Leaving leaf litter is one of the most beneficial things you can do, for both the plants in your garden and the critters that live there.  Great Spangled Fritillaries and Baltimores are among the many butterfly species that spend the winter in or under this free, natural insulation and rich fertilizer.  A mulch that’s automatically replenished by nature every year, leaf litter helps to minimize the need for watering your garden, while protecting soil from erosion, and controlling weeds.  As the leaves gradually break down, they replenish the soil with essential nutrients plants need to survive and flourish.  Leaf litter is the best, most cost effective mulch you can use for your plants, and provides important habitat for insects and birds.

Wild Senna (Senna hebecarpa)

Wild Senna (Senna hebecarpa)

Hoary Mountain Mint (Pycnanthemum incanum)

Hoary Mountain Mint (Pycnanthemum incanum)

Many perennials and grasses have lovely forms in winter, while providing food and shelter for insects, birds and other critters, so it’s best to leave them standing as much as possible.  Pictured here are just a few of the many plants that provide visual interest in winter.  Butterflies that use some of these as food plants will often spend the winter in leaf litter below them, or on the plant itself.  Some skipper caterpillars may make a winter shelter in grass leaves, while overwintering Eastern-tailed Blue caterpillars may take refuge in a seed pod.

Blue False Indigo (Baptisia australis)

Blue False Indigo (Baptisia australis)

For those lucky enough to have a meadow, maintenance recommendations include mowing to a height of 12-16 inches in late winter, but it’s best not to mow more than a third of a site in a given year.  Although some overwintering butterflies and other beneficial insects will be lost as a result of mowing, the height helps to minimize harm to those whose shelters are at ground level or just above.  The timing offers winter food and cover for birds.  Mowing only a partial site enables the area to be repopulated by residents from the unaffected portions of the meadow.

Brush piles, logs, standing dead trees, tree cavities and loose bark may also provide overwintering sites, so preserve or make these available if you can.  Eastern Commas, Question Marks, and Mourning Cloaks are some of the last butterflies active in late fall, and the first to emerge in spring.  They spend the winter as adults, and are among the species that may use these winter shelters.  Butterflies that overwinter in other life cycle stages may also take refuge here.

Eastern Comma

Eastern Comma

Birds may visit some of these plants for their seeds, like the Chipping Sparrow pictured here, feeding on Indian Grass.  Hungry foragers like Chickadees and Goldfinches are likely to visit the mints and coneflowers.  Birds may also find and feed on insects sheltering among these plants, including some of the overwintering butterflies.  But to make up for it, they will feed on insects that may otherwise parasitize the butterflies.  So over all, birds help keep the insect population in a healthy balance.

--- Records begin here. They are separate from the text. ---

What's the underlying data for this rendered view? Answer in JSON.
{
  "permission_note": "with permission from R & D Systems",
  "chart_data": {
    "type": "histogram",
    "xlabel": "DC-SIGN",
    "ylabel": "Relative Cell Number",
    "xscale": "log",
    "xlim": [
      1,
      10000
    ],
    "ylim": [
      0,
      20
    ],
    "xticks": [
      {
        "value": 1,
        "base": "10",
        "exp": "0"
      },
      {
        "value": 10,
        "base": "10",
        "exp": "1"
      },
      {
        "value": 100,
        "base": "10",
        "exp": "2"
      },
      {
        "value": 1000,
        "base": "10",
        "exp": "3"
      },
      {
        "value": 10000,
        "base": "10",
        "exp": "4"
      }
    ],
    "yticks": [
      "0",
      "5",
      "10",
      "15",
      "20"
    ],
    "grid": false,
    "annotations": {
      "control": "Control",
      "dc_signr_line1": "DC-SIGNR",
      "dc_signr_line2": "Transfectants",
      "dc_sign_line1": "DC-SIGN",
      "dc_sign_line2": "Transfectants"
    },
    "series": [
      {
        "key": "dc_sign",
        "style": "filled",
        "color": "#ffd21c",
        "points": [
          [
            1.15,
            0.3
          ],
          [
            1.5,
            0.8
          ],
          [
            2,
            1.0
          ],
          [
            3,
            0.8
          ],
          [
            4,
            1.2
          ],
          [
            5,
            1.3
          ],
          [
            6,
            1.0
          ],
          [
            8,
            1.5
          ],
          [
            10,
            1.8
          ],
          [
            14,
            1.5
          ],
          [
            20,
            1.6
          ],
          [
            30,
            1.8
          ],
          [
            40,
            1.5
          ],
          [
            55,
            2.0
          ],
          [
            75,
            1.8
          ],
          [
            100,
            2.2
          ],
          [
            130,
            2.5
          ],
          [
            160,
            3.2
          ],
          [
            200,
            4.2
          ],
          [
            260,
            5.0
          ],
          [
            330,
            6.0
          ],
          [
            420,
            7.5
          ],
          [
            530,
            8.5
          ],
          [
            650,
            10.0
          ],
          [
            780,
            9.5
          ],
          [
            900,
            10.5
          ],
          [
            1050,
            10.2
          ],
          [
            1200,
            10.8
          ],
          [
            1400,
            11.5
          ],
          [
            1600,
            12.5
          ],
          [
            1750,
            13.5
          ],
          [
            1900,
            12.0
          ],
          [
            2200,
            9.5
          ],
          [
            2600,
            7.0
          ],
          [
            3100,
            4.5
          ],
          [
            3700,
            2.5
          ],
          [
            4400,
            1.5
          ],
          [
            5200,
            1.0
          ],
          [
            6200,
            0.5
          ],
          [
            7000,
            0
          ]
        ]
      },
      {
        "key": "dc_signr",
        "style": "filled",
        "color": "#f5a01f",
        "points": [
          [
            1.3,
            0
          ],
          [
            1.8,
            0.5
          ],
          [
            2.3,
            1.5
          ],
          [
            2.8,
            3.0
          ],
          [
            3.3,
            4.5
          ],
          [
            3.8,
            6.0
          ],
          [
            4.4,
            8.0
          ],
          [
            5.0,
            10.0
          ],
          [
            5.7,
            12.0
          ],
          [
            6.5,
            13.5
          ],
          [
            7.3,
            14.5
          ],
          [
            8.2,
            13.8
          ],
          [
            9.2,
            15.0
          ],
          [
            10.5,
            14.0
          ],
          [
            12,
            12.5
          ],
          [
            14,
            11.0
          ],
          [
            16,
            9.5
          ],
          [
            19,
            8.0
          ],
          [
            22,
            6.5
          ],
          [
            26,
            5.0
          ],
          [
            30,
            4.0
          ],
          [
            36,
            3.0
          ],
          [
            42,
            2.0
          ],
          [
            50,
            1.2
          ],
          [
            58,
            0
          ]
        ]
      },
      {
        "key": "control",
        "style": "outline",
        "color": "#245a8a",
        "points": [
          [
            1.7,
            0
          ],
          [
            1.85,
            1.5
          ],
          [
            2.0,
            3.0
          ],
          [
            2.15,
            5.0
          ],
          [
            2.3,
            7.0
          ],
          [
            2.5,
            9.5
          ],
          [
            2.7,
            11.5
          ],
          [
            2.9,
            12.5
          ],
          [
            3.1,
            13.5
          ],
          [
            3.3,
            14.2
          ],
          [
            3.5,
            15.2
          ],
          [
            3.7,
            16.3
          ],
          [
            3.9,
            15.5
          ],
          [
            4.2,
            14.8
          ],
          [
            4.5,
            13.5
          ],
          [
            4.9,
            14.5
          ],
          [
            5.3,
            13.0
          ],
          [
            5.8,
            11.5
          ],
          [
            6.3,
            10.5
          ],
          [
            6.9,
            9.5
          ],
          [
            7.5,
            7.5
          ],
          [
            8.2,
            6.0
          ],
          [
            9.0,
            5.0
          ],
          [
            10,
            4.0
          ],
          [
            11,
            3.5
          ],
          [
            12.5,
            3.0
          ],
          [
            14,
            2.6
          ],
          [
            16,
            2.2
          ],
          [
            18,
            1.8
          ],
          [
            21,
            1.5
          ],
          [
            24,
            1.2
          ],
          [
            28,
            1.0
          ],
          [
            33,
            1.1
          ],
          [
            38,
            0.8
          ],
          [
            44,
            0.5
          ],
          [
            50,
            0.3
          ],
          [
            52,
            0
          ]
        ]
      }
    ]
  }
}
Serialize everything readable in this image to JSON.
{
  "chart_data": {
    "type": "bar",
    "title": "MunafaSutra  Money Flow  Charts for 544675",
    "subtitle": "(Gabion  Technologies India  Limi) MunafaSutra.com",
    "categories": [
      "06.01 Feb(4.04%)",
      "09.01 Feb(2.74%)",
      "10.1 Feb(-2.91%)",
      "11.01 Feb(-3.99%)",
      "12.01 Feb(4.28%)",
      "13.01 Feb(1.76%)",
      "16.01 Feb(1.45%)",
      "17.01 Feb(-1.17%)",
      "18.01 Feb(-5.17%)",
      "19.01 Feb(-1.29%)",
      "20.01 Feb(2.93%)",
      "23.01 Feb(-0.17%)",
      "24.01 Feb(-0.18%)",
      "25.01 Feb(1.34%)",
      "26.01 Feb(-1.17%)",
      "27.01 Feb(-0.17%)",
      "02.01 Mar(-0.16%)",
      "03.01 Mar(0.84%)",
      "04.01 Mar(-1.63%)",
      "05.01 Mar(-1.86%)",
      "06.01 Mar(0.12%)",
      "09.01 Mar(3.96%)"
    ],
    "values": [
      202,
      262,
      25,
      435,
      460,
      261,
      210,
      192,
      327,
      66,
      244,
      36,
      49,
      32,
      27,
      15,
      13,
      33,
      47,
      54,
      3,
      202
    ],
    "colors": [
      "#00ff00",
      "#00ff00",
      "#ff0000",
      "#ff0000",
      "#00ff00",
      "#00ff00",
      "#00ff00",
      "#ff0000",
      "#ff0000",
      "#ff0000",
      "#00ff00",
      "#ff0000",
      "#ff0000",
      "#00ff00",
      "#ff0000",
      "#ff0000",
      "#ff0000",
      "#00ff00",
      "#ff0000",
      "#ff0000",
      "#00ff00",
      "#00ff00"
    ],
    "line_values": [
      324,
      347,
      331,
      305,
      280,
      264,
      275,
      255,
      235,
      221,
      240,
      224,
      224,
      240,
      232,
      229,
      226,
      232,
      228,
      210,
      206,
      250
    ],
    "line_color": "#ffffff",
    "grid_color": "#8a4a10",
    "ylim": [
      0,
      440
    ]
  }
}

Chipping Sparrow eating  Indian Grass seeds

Chipping Sparrow eating Indian Grass seeds

I like the look of nature in winter.  It’s fun to search for signs of critters, like a butterfly chrysalis attached to a tree or shrub branch.  A few leaves of grass tied together with silk may be a winter haven for one of the skippers.  With birds foraging for seeds, fruits or insects, that’s all I need to keep me interested.  That’s a good thing, because the more we can leave their habitat in a natural state, the more good we will do for the insects and birds we enjoy so much.